In fact, Mini Wheats are the third largest Wheat. And there is now also a Wheat even smaller than Mini, a seemingly impossible feat of wheat engineering called the Mini Wheat Nano Little Bite. Then, moving up the scale from the standard Mini Wheat, we have the Mini Wheat Big Bite, whose self-contradictory name seems to have been caused by an explosion at the marketing factory when they couldn't figure out how to demarcate the two sizes while still retaining the popular "Mini Wheat" branding.
Then there's the original, the one you rarely see in stores anymore, lurking in the dusty shadows of cereal history, the big daddy that your granddaddy probably used to eat with a knife and fork with no sugar or honey or fruit, soaked in rat's milk from pregnant dead rats he caught in a rat trap he built by hand:

FUCKING* ORIGINAL SHREDDED WHEAT



(*"fucking" added for dramatic emphasis)








There's no denying this stuff is impressive--the size! The sheer un-mini-ness of it!--but why was this cereal ever created? Who thought giant bricks of wheat that don't even fit in a bowl was a good idea? And why has Kellogg's been apologizing to us for 50-some years by inventing ever-smaller iterations of Wheats? It's one of the many mysteries of the cereal industry, which has always been shrouded in weirdness.
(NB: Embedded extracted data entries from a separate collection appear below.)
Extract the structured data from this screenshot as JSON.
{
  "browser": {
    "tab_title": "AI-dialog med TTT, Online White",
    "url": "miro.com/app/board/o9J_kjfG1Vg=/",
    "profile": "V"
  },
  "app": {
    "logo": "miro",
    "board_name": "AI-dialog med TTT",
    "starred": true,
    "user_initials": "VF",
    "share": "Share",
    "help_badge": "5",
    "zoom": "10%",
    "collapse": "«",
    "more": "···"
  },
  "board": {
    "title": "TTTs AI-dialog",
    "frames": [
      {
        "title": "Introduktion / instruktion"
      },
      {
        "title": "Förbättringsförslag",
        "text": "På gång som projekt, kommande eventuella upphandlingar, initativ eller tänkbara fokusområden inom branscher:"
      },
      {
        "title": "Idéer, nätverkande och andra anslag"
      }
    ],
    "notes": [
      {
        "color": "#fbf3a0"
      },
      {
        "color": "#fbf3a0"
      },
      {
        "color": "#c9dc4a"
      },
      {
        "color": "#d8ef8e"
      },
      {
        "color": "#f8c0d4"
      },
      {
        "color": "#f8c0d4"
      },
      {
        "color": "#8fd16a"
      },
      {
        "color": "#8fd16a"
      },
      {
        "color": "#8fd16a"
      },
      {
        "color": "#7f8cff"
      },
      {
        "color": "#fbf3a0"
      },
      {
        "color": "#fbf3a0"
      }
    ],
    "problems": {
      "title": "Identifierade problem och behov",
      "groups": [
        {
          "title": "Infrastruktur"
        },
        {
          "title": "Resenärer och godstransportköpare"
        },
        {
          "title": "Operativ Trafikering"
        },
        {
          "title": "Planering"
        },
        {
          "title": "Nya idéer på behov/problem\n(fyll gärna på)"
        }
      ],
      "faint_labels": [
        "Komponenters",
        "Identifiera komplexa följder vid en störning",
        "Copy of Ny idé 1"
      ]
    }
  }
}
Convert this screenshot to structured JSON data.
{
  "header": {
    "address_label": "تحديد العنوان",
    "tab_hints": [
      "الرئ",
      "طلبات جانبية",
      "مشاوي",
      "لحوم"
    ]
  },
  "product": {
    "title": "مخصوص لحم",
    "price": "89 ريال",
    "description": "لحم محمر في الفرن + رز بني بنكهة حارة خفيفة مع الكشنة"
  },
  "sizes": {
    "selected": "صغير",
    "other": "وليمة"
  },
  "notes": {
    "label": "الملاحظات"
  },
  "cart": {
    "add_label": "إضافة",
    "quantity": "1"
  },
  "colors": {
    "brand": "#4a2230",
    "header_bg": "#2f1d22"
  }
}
Since I figure a lot of people reading this blog will be trying to figure out the intended purpose of all the different sizes of wheats, trying to understand the pros and cons of each size in order to determine which one is right for them, I've included this image comparing all four, with a bottle of Sriracha for scale, since I don't have any pop cans, which are the traditionally accepted unit of size in America.


Note that the Mini Wheat Little Bite is not appreciably "littler" than the standard Mini Wheat, indicating that making truly "little" wheats is not physically possible and this new size was created purely to satisfy one of the rarer OCD compulsions known to psychology: "cereal shrinking", the irrational need to constantly invent, produce, and market smaller and smaller cereals.